Del sangue e di altre santità: così il racconto di Artemisia Gentileschi per “Donne, non formiche”, promossa da Zefiro APS

Ci sono personaggi per cui la narrazione popolare abusa la categoria dell’icona: uno stilema, un nome, un tratto biografico, che semplifica il vissuto di questa persona, magari ne attualizza la visione, per farne la paladina di qualcosa, senza occuparsi che ciò renda la giusta autenticità dei contributi di questa persona alla Storia.

Accade ogni giorno a Frida Kahlo, a Marilyn Monroe. È accaduto anche a Artemisia Gentileschi, e a tutte le donne del ciclo “Donne, non formiche” (frase proprio di Marilyn Monroe), promosso da Zefiro APS nella persona di Francesco Minervini, promossa dal Consiglio Regionale della Puglia nell’ambito dell’Avviso “Futura. La Puglia per la parità. 2° ed.”,che mirano a sviluppare riflessioni e approfondimenti sul tema della parità di genere, partendo da figure femminili del passato che hanno percorso i moduli letterari e artistici in contesti ostativi e hanno affermato coraggiosamente i diritti della donna.

Il ciclo di incontri, nello specifico, si propone un recupero storico e filologico del vissuto delle donne che, ciascuna nel suo ambito, hanno rappresentato un caposaldo nella storia di una delle branche dei saperi umani, dalla scienza, com’è stato per Ipazia di Alessandria, alla pittura, come per Artemisia Gentileschi, a come sarà per Eleonora de Fonseca Pimentel per il giornalismo, nonché per la verità storica sulle Donne della Resistenza, con cui il ciclo di incontri si concluderà.

L’anteprima è alla Casa Atelier Malta di Geris, un luogo di creazione e convivialità che prende forma nel cuore del Quartiere Madonnella, teatro di tante contraddizioni tra la Bari overturistica, la Bari popolare e la Bari artistica, con il risultato di commistioni che, come ogni alchimia, possono essere nuove e interessanti scoperte, e occasionalmente scoppiare. Qui Maria Pierno crea arredi, suppellettili e statue in Malta di Geris, un composto ecocompatibile a base di estratti minerali e vegetali. Maria crea pure relazioni, anch’esse a base naturale.

In particolare, per l’anteprima, la casa è stata equipaggiata con una specie di filodiffusione sonora e visiva, di modo che la voce raggiunga tutti gli angoli, disseminati di immagini che mettono a confronto “Giuditta e Oloferne” di Caravaggio, il quale sappiamo aver incontrato, studiato, creato con Artemisia Gentileschi, e lo stesso soggetto dipinto da quest’ultima.
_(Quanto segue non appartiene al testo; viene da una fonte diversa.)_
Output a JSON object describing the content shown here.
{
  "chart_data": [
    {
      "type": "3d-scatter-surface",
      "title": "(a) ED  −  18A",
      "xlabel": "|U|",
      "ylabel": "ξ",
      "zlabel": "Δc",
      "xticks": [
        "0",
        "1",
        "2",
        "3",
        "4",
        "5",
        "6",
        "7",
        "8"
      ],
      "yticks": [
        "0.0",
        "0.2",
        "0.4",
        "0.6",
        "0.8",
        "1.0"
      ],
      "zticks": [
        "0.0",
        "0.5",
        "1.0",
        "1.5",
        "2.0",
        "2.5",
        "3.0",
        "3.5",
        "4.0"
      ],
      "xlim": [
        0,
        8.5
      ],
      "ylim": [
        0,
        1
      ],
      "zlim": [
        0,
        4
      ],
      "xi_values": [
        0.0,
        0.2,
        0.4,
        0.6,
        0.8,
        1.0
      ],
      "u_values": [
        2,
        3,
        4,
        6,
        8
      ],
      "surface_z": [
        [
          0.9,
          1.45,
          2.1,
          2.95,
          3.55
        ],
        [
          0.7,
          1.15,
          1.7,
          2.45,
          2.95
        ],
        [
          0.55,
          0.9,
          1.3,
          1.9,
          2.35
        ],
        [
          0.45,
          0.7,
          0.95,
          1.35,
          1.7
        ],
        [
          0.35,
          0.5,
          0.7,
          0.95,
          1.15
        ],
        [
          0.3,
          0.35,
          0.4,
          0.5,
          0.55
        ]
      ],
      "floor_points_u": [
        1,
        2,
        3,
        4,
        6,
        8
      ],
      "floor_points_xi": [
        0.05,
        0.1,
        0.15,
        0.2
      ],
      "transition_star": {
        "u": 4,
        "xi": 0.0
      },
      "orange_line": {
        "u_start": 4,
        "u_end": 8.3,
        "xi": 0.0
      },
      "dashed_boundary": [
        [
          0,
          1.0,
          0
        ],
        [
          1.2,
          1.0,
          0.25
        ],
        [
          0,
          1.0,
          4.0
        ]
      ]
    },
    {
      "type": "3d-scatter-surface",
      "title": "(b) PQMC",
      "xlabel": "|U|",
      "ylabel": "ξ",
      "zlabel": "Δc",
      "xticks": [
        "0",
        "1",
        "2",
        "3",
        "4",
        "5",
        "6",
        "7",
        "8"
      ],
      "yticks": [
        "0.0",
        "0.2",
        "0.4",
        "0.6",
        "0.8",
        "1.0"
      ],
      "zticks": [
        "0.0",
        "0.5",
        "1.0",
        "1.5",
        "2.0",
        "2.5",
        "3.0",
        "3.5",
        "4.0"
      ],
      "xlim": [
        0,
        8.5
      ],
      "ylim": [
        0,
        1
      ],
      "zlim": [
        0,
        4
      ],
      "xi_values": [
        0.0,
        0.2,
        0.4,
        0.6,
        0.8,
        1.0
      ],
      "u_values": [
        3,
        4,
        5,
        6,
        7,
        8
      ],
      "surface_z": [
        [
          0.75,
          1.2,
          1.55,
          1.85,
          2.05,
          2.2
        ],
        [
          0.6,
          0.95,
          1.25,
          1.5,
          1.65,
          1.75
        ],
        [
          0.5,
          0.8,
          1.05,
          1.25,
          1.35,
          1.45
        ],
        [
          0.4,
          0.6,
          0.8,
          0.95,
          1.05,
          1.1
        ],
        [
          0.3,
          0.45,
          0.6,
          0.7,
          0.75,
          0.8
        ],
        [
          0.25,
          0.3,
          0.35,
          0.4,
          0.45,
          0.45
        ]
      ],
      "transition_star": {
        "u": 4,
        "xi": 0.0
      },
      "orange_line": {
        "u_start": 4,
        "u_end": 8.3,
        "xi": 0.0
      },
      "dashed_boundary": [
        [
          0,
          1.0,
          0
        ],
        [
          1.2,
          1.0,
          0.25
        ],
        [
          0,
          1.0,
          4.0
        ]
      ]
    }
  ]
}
L’atto di violenza subito da Gentileschi rende il suo dipinto così vero, che sembra vivere nuovamente nella voce di Maria che ne spiega i dettagli, prima della conversazione sull’arte, aperta dall’attrice Monica Angiuli.

La preparazione è alla lezione tenuta qualche giorno dopo da Giacomo Lanzilotta, Ispettore della Pinacoteca Metropolitana di Bari, presso il Ristorante Terranima.

Lanzilotta colloca Artemisia Gentileschi nel suo tempo, dai rapporti col padre, alla violenza subita e perpetrata infinite volte nel vissuto, nell’opera e nel ricordo della pittrice, al matrimonio di circostanza, ai suoi viaggi fino a Londra e alla Napoli che all’epoca era una specie di New York ai tempi dello Studio 54, al suo primato storico di pittrice d’altare, che consacrò la sua autorevolezza oltre ogni pregiudizio, ma al costo di fatiche sovrumane per poter affermarsi in quello che tuttora è un men’s world, le arti figurative.

La lezione è punteggiata dalle letture di Letizia Cobaltini e Annamaria Renda.

Questo progetto contribuisce a restituire verità alle spettacolarizzazioni situazionistiche che finiscono per banalizzare personaggi storici che diventano pionieri loro malgrado, o buoni per essere ritratte su magliette, cuscini e tendine parasole. Dobbiamo loro innanzitutto rispetto, e un piccolo sforzo aggiuntivo, per riconoscere appieno ciò che ancora oggi significano per noi, specialmente per noi donne. E rassegne pregevoli come questa sono qui per aiutarci in questo lavoro.